Training SWCNTs/PMMA
composites to solve complex logic
circuits using Particle Swarm
algorithm on Mecobo
This chapter presents the results of using a particle swarm optimisation (PSO) algorithm for evolving complex logic circuits in SWCNTs based composites on a purpose-built platform, Mecobo (version 4.1) (Chapter 3, Section 3.4). The material used is a composite of SWCNTs, dispersed randomly in a polymer(PMMA) forming a complex conductive network. Following the EIM methodology, the conductance of the material is manipulated for evolving complex threshold-based logic circuits.
The results of experiments in chapter 5, section 5.3.5 showed that the choice of contact points for the application of incident signals (input and configuration signals) and the collection of output signals have a significant effect on the computation performed by the SWCNTs/PMMA composites. The Mecobo platform is flexible
enough to put the choice of input and output signals under optimisation control. Hence, the experiments described in this chapter use a different approach from previous experiments for solving logic gates problem describe in chapter 5 and chapter 6. The material training problem is formulated as a constrained, mixed integer optimisation problem. The problem is solved using PSO in conjunction with the shortest position value rule. The results showed that the conductive properties of SWCNTs can be used to configure these materials to evolve multiple input/ output logic circuits using a more flexible hardware.
7.1
Introduction
The EIM methodology requires a platform that provides access to physical properties of the material in use and can bridge the gap between the analogue nature of the material and the digital nature of a computer supervising an evolutionary search. The experiments described in chapter 5, section 5.3.5, [178], and chapter 6, an mbed platform was used for evolving threshold logic circuits using population based optimisation.
The hardware used for those studies was relatively inflexible and did not allow the use of algorithms with extended vectors of decision variables regarding the selection of an incident signal’s location of application on the material body. In comparison, Mecobo is a more powerful and versatile platform which allows for a more flexible problem formulation to be realised.
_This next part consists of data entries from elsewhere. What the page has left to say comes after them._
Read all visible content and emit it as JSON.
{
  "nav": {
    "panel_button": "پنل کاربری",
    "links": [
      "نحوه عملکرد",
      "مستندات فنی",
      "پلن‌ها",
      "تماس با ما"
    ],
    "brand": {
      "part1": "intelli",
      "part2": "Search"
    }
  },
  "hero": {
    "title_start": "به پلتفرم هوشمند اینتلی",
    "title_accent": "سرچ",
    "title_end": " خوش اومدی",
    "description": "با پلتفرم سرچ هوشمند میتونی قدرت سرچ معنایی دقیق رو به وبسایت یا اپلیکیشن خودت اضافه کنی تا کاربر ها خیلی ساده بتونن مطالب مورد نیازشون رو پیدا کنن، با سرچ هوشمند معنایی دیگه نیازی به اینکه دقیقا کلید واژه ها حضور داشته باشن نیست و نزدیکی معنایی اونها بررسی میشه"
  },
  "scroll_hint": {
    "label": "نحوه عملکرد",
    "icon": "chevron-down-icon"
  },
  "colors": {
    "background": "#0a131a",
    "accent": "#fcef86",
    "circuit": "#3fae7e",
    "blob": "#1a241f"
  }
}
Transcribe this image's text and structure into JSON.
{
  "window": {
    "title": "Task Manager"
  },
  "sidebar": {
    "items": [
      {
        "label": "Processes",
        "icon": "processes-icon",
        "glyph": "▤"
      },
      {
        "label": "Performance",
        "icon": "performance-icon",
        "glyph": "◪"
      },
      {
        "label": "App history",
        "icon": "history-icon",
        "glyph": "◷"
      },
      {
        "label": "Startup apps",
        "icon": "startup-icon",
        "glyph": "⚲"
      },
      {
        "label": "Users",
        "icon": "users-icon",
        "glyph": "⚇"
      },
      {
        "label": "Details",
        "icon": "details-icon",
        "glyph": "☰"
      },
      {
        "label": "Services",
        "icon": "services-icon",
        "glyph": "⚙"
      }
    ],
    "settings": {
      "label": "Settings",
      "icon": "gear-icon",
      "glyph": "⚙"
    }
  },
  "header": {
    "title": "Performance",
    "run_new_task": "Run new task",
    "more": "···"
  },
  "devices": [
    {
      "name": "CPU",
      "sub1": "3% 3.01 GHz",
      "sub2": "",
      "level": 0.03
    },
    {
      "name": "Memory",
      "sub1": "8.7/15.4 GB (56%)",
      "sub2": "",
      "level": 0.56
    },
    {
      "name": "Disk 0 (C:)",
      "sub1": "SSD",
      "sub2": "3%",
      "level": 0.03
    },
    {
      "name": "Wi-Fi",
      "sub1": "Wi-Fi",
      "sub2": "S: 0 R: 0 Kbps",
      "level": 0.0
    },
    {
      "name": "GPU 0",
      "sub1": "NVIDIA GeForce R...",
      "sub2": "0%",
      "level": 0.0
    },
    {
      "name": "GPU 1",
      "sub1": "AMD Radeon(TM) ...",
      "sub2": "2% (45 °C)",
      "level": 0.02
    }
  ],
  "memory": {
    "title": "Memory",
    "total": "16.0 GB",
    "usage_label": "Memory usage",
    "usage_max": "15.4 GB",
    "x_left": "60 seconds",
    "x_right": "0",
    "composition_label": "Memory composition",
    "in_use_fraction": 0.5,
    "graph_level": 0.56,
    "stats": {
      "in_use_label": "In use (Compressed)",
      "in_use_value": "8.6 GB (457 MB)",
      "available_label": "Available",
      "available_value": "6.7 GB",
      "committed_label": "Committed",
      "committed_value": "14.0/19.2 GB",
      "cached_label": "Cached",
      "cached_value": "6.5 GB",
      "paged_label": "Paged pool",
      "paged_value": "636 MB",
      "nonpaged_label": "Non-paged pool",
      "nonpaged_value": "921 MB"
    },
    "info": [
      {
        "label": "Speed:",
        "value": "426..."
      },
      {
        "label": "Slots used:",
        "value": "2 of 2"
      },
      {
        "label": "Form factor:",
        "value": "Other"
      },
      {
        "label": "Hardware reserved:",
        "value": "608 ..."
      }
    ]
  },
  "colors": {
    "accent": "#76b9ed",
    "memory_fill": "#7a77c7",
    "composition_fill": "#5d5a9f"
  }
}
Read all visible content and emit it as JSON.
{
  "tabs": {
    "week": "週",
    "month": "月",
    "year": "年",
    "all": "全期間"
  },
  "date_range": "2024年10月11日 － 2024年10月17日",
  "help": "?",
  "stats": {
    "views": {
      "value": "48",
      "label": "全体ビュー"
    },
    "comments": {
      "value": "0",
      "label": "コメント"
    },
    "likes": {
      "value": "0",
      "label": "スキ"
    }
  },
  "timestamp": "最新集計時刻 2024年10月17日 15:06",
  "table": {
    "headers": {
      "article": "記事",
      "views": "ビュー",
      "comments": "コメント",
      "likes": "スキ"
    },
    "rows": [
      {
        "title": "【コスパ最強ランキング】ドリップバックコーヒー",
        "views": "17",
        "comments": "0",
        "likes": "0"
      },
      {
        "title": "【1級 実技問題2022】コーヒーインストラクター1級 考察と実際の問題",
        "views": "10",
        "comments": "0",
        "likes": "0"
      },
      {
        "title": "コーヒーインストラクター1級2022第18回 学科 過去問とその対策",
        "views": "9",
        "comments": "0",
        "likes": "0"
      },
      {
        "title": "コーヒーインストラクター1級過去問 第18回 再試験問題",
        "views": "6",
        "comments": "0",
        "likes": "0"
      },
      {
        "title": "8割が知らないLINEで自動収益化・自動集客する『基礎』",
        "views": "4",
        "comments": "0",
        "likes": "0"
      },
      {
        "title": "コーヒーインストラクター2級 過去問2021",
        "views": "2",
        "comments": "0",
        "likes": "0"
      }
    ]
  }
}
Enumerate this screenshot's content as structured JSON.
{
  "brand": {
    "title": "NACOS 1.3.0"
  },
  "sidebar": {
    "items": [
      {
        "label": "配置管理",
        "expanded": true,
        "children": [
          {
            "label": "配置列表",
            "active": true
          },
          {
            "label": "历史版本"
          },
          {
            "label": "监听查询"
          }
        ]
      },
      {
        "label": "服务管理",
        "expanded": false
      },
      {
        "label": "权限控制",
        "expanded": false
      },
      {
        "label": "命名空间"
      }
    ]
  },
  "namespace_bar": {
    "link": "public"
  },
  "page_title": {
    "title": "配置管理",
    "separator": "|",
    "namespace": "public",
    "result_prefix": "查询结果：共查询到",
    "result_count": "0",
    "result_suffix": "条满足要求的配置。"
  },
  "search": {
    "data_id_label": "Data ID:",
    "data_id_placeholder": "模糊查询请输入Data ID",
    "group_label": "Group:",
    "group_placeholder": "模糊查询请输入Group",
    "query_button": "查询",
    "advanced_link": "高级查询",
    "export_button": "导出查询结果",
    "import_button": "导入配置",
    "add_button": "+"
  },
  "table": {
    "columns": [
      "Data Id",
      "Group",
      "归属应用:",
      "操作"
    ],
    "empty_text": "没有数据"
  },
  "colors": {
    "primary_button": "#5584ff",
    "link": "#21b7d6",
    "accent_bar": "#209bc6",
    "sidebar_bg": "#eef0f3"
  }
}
The Mecobo board can interface with a large variety of materials and also has the flexibility to control and map the variety of input, output and configuration signals and their properties. In addition to the different hardware used, this chapter extends the work reported in [178], [3] and [179] by using a Particle Swarm Optimisation (PSO) instead of the Nelder-Mead and Differential Evolution algorithms.
The material in use has SWCNTs that are randomly distributed forming an inhomogeneous random network of nanotube bundles. This material is spread over the micro-electrode arrays and the input/output locations can be arbitrary. The choice of input/output and configuration electrode terminals are left to be decided by the optimisation algorithm.
In order to achieve this, a pin routing module is placed between signal generating modules and the sampling buffer. Hence, in contrast to previous experiments, where pin configuration was predetermined, the experiments presented in this chapter implement variable pin configuration that is under the control of the optimisation algorithm.
Different computational problems have been suggested for such a system but for initial experiments, the calculation of Boolean functions based on threshold logic is considered here.